The dog's owner, Kay Hamilton, was walking along Haumoana beach on January 9 when Rosie, an 8-month-old miniature fox terrier, was hit by a quadbike allegedly driven at speed by Rayner. Rosie died from internal injuries.

Ms Hamilton told Hawke's Bay Today the bike was going "full throttle" at the time of the collision.

The stretch of beach where the dog was killed is a designated Hastings District Council (HDC) dogs off leash zone, and bikes on the beach were supposed to go no faster than 20km/h.

While the Hastings District Council did not have a bylaw in place banning the use of motorbikes on Haumoana beach, there is one which designates speed limits in various areas of the district.
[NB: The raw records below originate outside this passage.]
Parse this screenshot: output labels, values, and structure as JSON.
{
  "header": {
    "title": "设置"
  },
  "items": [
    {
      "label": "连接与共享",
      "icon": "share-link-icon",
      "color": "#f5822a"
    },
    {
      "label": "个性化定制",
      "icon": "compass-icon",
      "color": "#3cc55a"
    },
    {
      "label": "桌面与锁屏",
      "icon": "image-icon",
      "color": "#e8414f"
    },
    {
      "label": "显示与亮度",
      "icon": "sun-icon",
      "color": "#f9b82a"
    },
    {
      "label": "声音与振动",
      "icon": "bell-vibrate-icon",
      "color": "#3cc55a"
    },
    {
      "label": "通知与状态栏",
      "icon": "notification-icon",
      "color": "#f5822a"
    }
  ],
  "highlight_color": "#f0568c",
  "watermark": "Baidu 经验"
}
For beaches, that is a maximum of 20km/h.

Council's community safety manager Phil Evans confirmed Mrs Hamilton was allowed to be walking Rosie unrestrained on that stretch of beach.

"The area of Haumoana-Te Awanga beach from the mouth of the Tukituki River south to the boundary of the Clifton No2 camp ... Haumoana, is designated as an off-lead area for dogs," he said.

A TV3 news feature which aired recently brought home the reality that quadbikes were not an isolated issue, with a lack of helmets, speeding and overloading also posing problems at Waimarama Beach.

Last year, HDC enforced a ban at the southern end of the popular tourist spot during summer, where there are red flags monitored by lifeguards, but it was not well policed, locals said.

A charge of dangerous driving carries a maximum penalty of $4500 fine, or three months' imprisonment.